Should public officials in Sierra Leone own businesses?

By  | 3 December 2015 at 19:40 | 1949 views

There is a raging debate right now in Sierra Leone on the question as to whether public officials should own or run businesses while they are in office.

Some people are saying they should not do so because they might run into conflict of interest issues while others say they should, as long as they separate their public duties from their private obligations as businessmen or businesswomen.

This debate has surfaced (it has surfaced in the past) because of media reports that Information Minister Alpha Kanu owns a travel agency which is often patronized by government officials. Mention was also made of President Ernest who owns an insurance company with a number of government agencies as clients.

What has not been emphasized by the media in Freetown is that both men owned these businesses long before they went into politics and had had many of these clients long before they assumed political office.

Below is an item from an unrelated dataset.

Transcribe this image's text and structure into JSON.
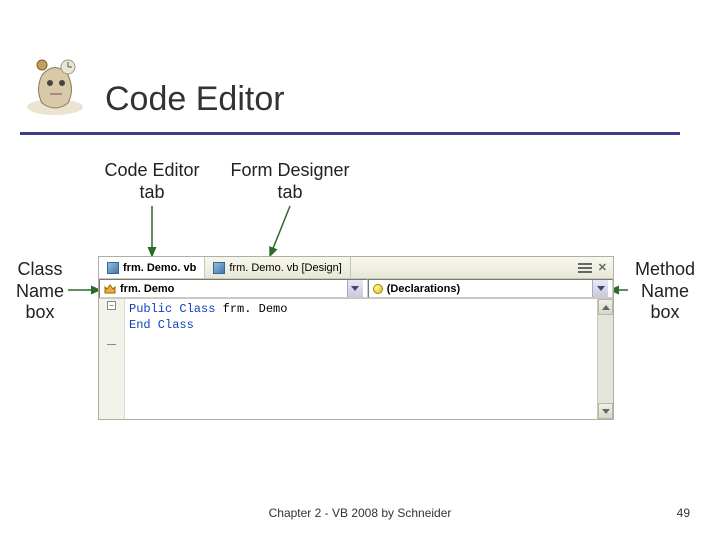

And they are not the first politicians and public officials to own businesses in Sierra Leone. In fact you will find politicians who owned businesses in ALL the political parties in Sierra Leone. People like the SLPP’s Dr. Abass Bundu ( diamond mining), John Benjamin (ICT), Andrew Keili (civil engineering consultant and contractor), Julius Maada Bio (rumoured to have a business empire in Ghana), Solomon Berewa ( had and still has a law firm even when he was Attorney General at one time) and many others.

PMDC, before it disintegrated into fragments also has former public officials who also had their own businesses beginning with the leader himself, Charles Margai who has a law firm that has existed for decades even when he was a Minister or parliamentarian.

The ruling APC was of course founded by business people, usually small business people (called petty traders in Sierra Leone), trade unionists and ordinary working class people which served and still serves as a counter force to the elitist and bookish SLPP. Among its founders were the prominent trade unionist Siaka Probyn Stevens, businessmen like Sorie Ibrahim Koroma, Bangalie Mansaray and Edward Kargbo, community activists like Pa Kallay and many others.

Today, most of the APC’s strong supporters and activists are involved in some kind of business enterprise or the other employing dozens, sometimes hundreds of people. The APC is synonymous with entrepreneurship, economic independence and self-help.

My personal opinion is public officials should be involved in business if they want to, as long as such businesses do not interfere with their daily tasks as public officials and as long as they do not misappropriate government money or seek undue advantages. In fact you find this happening almost everywhere in the world. It’s quite legal. Most of the insurance companies in the country have clients in the government, the biggest employer.

Ordinary people in Sierra Leone normally do not consider law firms, medical clinics, consultancies etc as businesses. Yes, they are businesses, folks.

And that’s where you will find most of our former Ministers, parliamentarians and top civil servants if you want to see them. And guess what, most of them had those law firms, clinics and consultancies running while they were serving as public officials.